Patrick Loste ou le sacre archaïque du cheval infini
Christian Noorbergen, le 1 mars 2021
Patrick Loste travaille au sol sur de rudes bâches, et dans cette œuvre de boue et d’intemporalité, la surface des choses a disparu. Il n’y a plus qu’un espace ouvert qui s’étend jusqu’à l’immensité, la seule à faire paysage.
La diversité des couleurs est inutile, celles de la terre, de la roche et de la robe animale suffisent, et l’œuvre prend le monde à son compte, pour avoir l’âge de l’univers. De grandes plaques verticales, peut-être issues des ténèbres, ou nées de la grotte primitive, imposent une sidérante muralité. Et l’œuvre respire. Elle parle la langue ancienne et dépouillée de nos lointains. Elle n’a pas besoin de l’homme déraciné qui a perdu le sens de la paroi, de la bête et de l’horizon.

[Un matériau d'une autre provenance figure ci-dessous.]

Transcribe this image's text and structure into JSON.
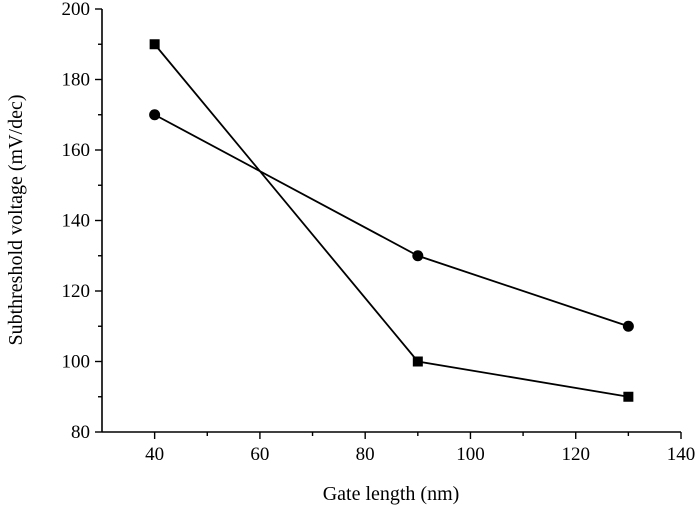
{
  "chart_data": {
    "type": "line",
    "title": "",
    "xlabel": "Gate length (nm)",
    "ylabel": "Subthreshold voltage (mV/dec)",
    "xlim": [
      30,
      140
    ],
    "ylim": [
      80,
      200
    ],
    "xticks": [
      40,
      60,
      80,
      100,
      120,
      140
    ],
    "yticks": [
      80,
      100,
      120,
      140,
      160,
      180,
      200
    ],
    "grid": false,
    "legend": "none",
    "series": [
      {
        "marker": "circle",
        "color": "#000000",
        "x": [
          40,
          90,
          130
        ],
        "y": [
          170,
          130,
          110
        ]
      },
      {
        "marker": "square",
        "color": "#000000",
        "x": [
          40,
          90,
          130
        ],
        "y": [
          190,
          100,
          90
        ]
      }
    ]
  }
}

Les rudes couleurs de Patrick Loste s’abandonnent à la contemplation de ce qui reste quand il n’y a plus rien, sinon la terre première, vierge de toute civilisation. D’un côté, l’espace englobant, et de l’autre, l’animalité puissante, par quoi l’humain fragile s’accouple à ses sources. Sacre archaïque du cheval, quand le surgissement de la bête fait remède à l’horizontalité fatiguée de nos rêves perdus.

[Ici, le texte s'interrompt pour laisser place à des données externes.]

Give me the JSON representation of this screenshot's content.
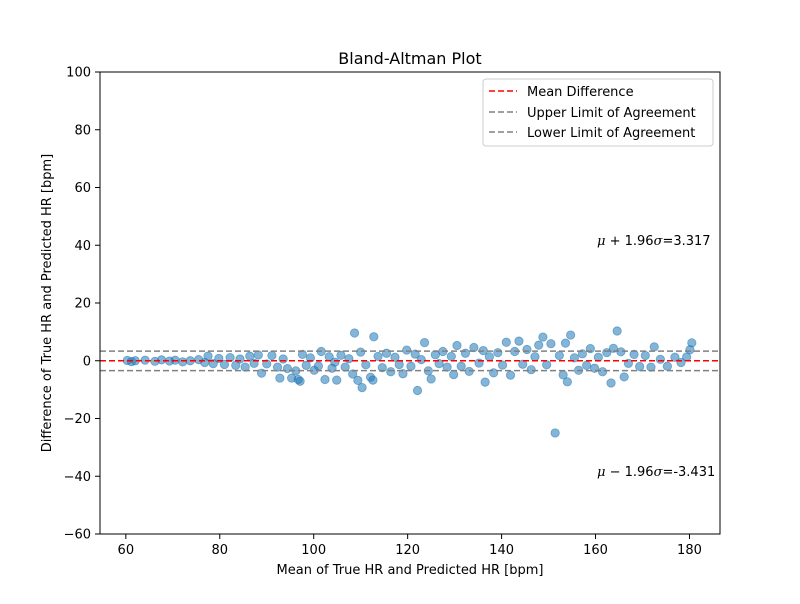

Chez Patrick Loste, l’être-cheval et l’œuvre picturale s’étreignent. Ce n’est pas de l’esthétique : depuis son enfance, Patrick Loste n’a plus jamais quitté l’étrier. Chez lui, le cavalier et sa monture font la vie. Superbe et sublime unité d’art. Le cheval traverse l’étendue, l’étendue traverse le cheval. La sensuelle noblesse du cheval hante les plus hautes cultures, d’Arabie ou de Chine. Elle nourrit la plus riche symbolique animale, du nomade anonyme des steppes jusqu’aux saints reconnus des mythes grecs, arabes ou chrétiens.
Patrick Loste n’illustre jamais le monde des chevaux. Il peint d’inconnus cavaliers, infimes passeurs d’immensité. À l’arrache, il peint des saints Georges qui affrontent, des cavaliers qui chassent, des fauconniers qui regardent le ciel. Il ne cesse de peindre de fabuleux centaures, ses doubles impossibles. Autant de prétextes créatifs, autant de voies pour que le cheval peint puisse habiter enfin la terre innombrable.
Après la peinture, chevaucher la bête le remet en selle… Au centre de son art, le cheval centre l’homme. Patrick Loste peint l’entité cheval-homme, celle qui crée l’étendue par sa foulée, qui fusionne l’homme aux sources de sa profonde et secrète animalité.